The case for high-speed rail in Texas

Photo by Norihiro Kataoka

Downtown Dallas to downtown Houston in about 90 minutes. And not at 30,000 feet. It's called high-speed rail, and plans are moving forward faster than most people realize.

That's because the dynamics of moving people and goods in Texas are rapidly changing. Everyone wants to move here — a state where, unlike many others, we’re blessed with a government that embraces business and industry with a passion. That's the upside.

But with more than 1,000 people per day moving to Texas from places like the West Coast, the Rust Belt and the Northeast, the state’s highway network faces massive challenges. Roads aren't maintained as well as they used to be. More fuel-efficient cars have resulted in less gas tax revenue for road construction. Less gas tax also means more reliance on toll roads. All of this leads to more congestion on our highways, forcing us to waste more time in our cars. That's the big downside.

Want to fly a short hop? The friendly skies aren't so welcoming anymore, with long security lines, mandatory check-in times and delays. Many airlines are cutting back on short-haul flights in favor of long hauls.

So where does that leave us in Texas, where our three main population centers — Dallas-Fort Worth, Austin-San Antonio and Houston — are all at least 200 miles away from each other? With an opportunity for high-speed passenger rail. The future of business and commerce in Texas hinges on a fluid transportation system that is fast, dependable and connects people with all modes of transportation from start to finish. 
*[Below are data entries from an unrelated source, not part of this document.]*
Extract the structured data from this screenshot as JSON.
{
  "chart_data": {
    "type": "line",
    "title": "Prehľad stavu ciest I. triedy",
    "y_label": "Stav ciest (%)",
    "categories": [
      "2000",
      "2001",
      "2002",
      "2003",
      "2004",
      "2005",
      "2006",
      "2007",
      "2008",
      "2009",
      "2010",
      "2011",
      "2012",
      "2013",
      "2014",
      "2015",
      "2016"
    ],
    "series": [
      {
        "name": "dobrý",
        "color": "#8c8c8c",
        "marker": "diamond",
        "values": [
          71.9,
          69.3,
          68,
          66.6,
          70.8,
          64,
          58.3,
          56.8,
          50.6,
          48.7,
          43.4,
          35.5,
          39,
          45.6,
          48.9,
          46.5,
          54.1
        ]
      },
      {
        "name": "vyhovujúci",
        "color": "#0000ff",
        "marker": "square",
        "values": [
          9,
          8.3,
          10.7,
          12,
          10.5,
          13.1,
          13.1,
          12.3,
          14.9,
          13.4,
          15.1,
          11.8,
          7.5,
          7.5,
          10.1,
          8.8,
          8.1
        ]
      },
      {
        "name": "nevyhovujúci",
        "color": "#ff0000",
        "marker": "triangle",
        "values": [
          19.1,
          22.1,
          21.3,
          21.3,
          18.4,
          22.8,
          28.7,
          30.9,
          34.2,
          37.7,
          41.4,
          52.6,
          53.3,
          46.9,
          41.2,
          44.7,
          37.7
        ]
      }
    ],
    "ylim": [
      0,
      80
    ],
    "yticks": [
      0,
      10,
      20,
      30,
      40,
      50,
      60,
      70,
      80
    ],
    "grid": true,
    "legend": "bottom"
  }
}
Not only is a private company called Texas Central Railway already deep into determining how to build a line from Houston to Dallas with five decades of proven high-speed rail technology behind it, but on a separate front, the Texas Department of Transportation’s Rail Division and the Federal Railroad Administration are studying how to move Texans at higher speeds along Interstate 35 from Oklahoma to South Texas.

That study is funded by federal grants, so it’s going to be a slog from start to finish. It could lead to a private enterprise, a public-private partnership or an all-public venture. Time will tell. 

On the other hand, the private funding that supports Texas Central — which has done its homework and looked at over 90 city pairs before giving the I-45 corridor a green light — will likely put the Dallas-to-Houston railway on a fast track that could mean bullet trains are up and running within the next 10 years.

There are plenty of signs that we’re finally becoming a multimodal society in Texas. It was only five years ago that TxDOT created its rail division. Many other states have been planning and operating passenger rail for decades. 

But as Texas’ plans move ahead, we must also make sure that we get it right the first time. Rail projects have to be cost-effective and show a return on investment. For private projects, that means profit for shareholders. For public projects, that means benefits in time savings, convenience, connectivity and the resulting economic development that keeps our state growing. Those are tall orders, but hey, we’re Texans, and we like a challenge.

Let’s hope that when Bubba sees a bullet train flying down I-45 at 200 miles per hour, he might just ditch his pickup on the next trip.